Susanna Kalitowski, PACEY's policy and research manager said: “PACEY will consider Ofsted’s recommendations carefully, but we are mindful that preparing children for school should not be overly focussed on literacy and numeracy.”

“In England, formal schooling, and the teaching of literacy and numeracy, starts significantly sooner than in many other high performing countries, notably South Korea and Finland. However, there is a wealth of evidence arising from a range of disciplines across the globe that an extended period of playful learning is highly beneficial for the development of children under the age of seven.

“Any changes to the EYFS curriculum, including what is delivered in reception year, must be based on robust evidence of what benefits a child’s whole development, not just their educational attainment."
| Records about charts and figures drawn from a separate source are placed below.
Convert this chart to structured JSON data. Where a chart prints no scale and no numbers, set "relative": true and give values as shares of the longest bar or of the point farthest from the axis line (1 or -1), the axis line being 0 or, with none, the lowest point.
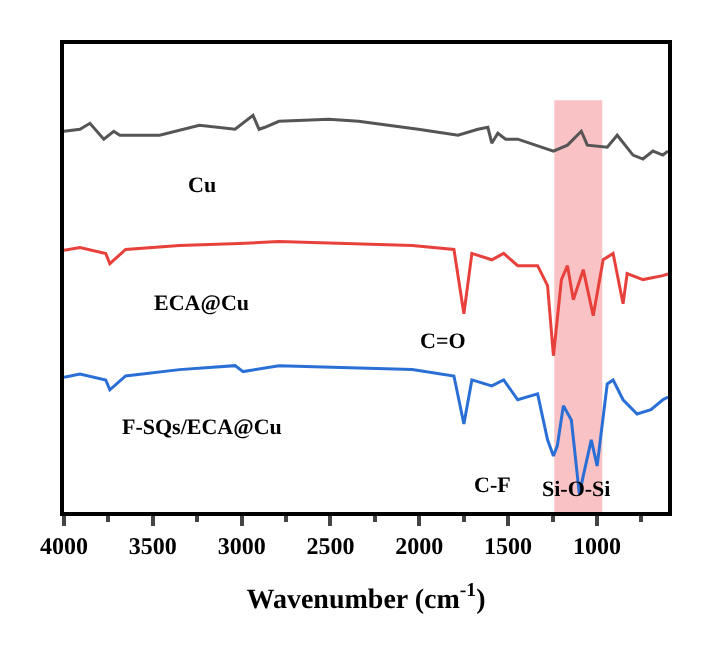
{
  "chart_data": {
    "type": "line",
    "relative": true,
    "xlabel": "Wavenumber (cm$^{-1}$)",
    "xlim": [
      4000,
      600
    ],
    "xticks": [
      4000,
      3500,
      3000,
      2500,
      2000,
      1500,
      1000
    ],
    "legend": false,
    "grid": false,
    "series": [
      {
        "name": "Cu",
        "color": "#555555",
        "x": [
          4000,
          3910,
          3854,
          3776,
          3720,
          3686,
          3462,
          3238,
          3037,
          2936,
          2902,
          2869,
          2790,
          2510,
          2342,
          2006,
          1782,
          1670,
          1614,
          1592,
          1558,
          1514,
          1446,
          1245,
          1166,
          1088,
          1054,
          942,
          886,
          797,
          741,
          685,
          629,
          600
        ],
        "values": [
          0.96,
          0.965,
          0.98,
          0.94,
          0.96,
          0.95,
          0.95,
          0.975,
          0.965,
          1.0,
          0.965,
          0.97,
          0.985,
          0.99,
          0.985,
          0.965,
          0.95,
          0.965,
          0.97,
          0.93,
          0.955,
          0.94,
          0.94,
          0.91,
          0.925,
          0.96,
          0.925,
          0.92,
          0.95,
          0.9,
          0.89,
          0.91,
          0.9,
          0.91
        ]
      },
      {
        "name": "ECA@Cu",
        "color": "#e8413c",
        "x": [
          4000,
          3910,
          3765,
          3742,
          3653,
          3350,
          3014,
          2790,
          2040,
          1805,
          1749,
          1704,
          1592,
          1525,
          1446,
          1334,
          1278,
          1245,
          1200,
          1166,
          1133,
          1077,
          1021,
          965,
          909,
          853,
          830,
          741,
          629,
          600
        ],
        "values": [
          0.66,
          0.667,
          0.652,
          0.626,
          0.662,
          0.672,
          0.677,
          0.682,
          0.672,
          0.662,
          0.5,
          0.652,
          0.636,
          0.652,
          0.621,
          0.621,
          0.571,
          0.394,
          0.586,
          0.621,
          0.535,
          0.611,
          0.495,
          0.636,
          0.652,
          0.525,
          0.601,
          0.586,
          0.596,
          0.6
        ]
      },
      {
        "name": "F-SQs/ECA@Cu",
        "color": "#2a6fd6",
        "x": [
          4000,
          3910,
          3765,
          3742,
          3653,
          3350,
          3037,
          2992,
          2790,
          2040,
          1805,
          1749,
          1704,
          1592,
          1525,
          1446,
          1334,
          1278,
          1245,
          1223,
          1189,
          1144,
          1099,
          1077,
          1032,
          999,
          942,
          909,
          853,
          774,
          696,
          629,
          600
        ],
        "values": [
          0.34,
          0.348,
          0.333,
          0.308,
          0.343,
          0.359,
          0.369,
          0.354,
          0.369,
          0.359,
          0.343,
          0.222,
          0.333,
          0.318,
          0.333,
          0.283,
          0.298,
          0.182,
          0.141,
          0.167,
          0.268,
          0.232,
          0.045,
          0.091,
          0.182,
          0.116,
          0.323,
          0.333,
          0.283,
          0.247,
          0.258,
          0.283,
          0.29
        ]
      }
    ],
    "bands": [
      {
        "axis": "x",
        "from": 1240,
        "to": 970,
        "color": "#f7b3b5"
      }
    ],
    "annotations": [
      "C=O",
      "C-F",
      "Si-O-Si"
    ]
  }
}
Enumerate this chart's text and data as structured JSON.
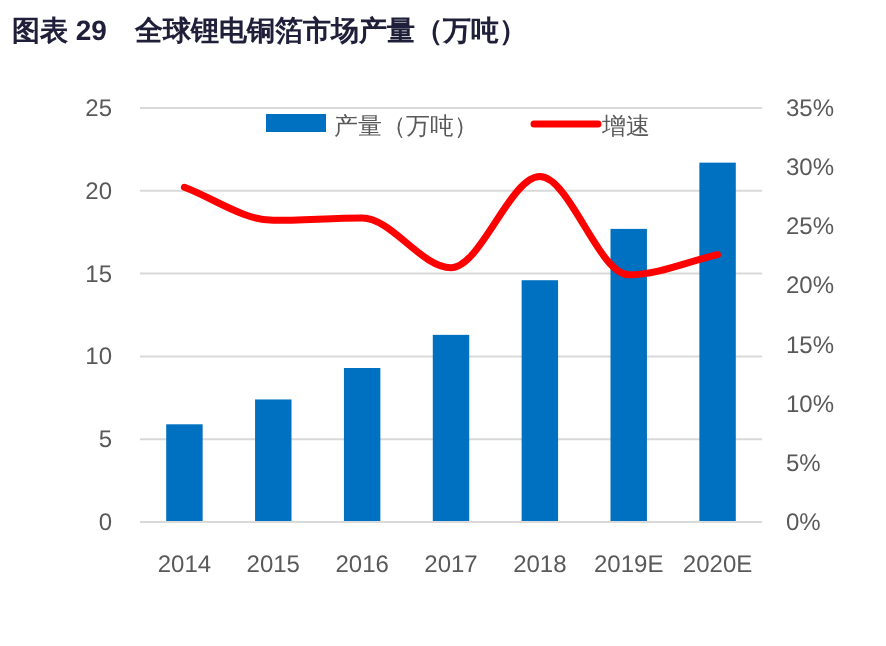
{
  "chart_data": {
    "type": "bar",
    "title": "图表 29　全球锂电铜箔市场产量（万吨）",
    "categories": [
      "2014",
      "2015",
      "2016",
      "2017",
      "2018",
      "2019E",
      "2020E"
    ],
    "series": [
      {
        "name": "产量（万吨）",
        "color": "#0070c0",
        "values": [
          5.9,
          7.4,
          9.3,
          11.3,
          14.6,
          17.7,
          21.7
        ]
      },
      {
        "name": "增速",
        "type": "line",
        "axis": "y2",
        "color": "#ff0000",
        "values": [
          28.3,
          25.5,
          25.7,
          21.5,
          29.2,
          20.9,
          22.6
        ]
      }
    ],
    "ylim": [
      0,
      25
    ],
    "yticks": [
      0,
      5,
      10,
      15,
      20,
      25
    ],
    "y2lim": [
      0,
      35
    ],
    "y2ticks": [
      {
        "value": 0,
        "label": "0%"
      },
      {
        "value": 5,
        "label": "5%"
      },
      {
        "value": 10,
        "label": "10%"
      },
      {
        "value": 15,
        "label": "15%"
      },
      {
        "value": 20,
        "label": "20%"
      },
      {
        "value": 25,
        "label": "25%"
      },
      {
        "value": 30,
        "label": "30%"
      },
      {
        "value": 35,
        "label": "35%"
      }
    ],
    "grid": "y",
    "legend": "top",
    "marker": "none",
    "line_style": "solid"
  }
}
The Pre-school Learning Alliance has also voiced concern over the report. Chief executive Neil Leitch said that it was "disappointing" that the report had focused on aligning the reception year with Key Stage 1 and literacy and mathematics.

Mr Leitch said: "While both skills are of course vital for early development, research has shown that a focus on them over and above broader skills such as physical development and personal, social and emotional development, is likely to be detrimental to children's early learning experiences."

Purnima Tanuku, chief executive at the National Day Nurseries Association (NDNA) was of the opinion that the hard work of nurseries and pre-school educators wasn’t fully recognised in the report.

Instead, she insisted that it is the work of nurseries and pre-schools that should be the foundation of reception education. She said: “Although the report acknowledges that schools need to ‘build on children’s learning from the end of nursery or pre-school’ it stops short of recognising the hard work that early years providers are doing to support children with their development.

“Education policy makers must build on this success. There should be a fundamental, robust relationship between early years and the reception year, where both professions have a clear understanding and share knowledge of their children’s achievements and challenges”.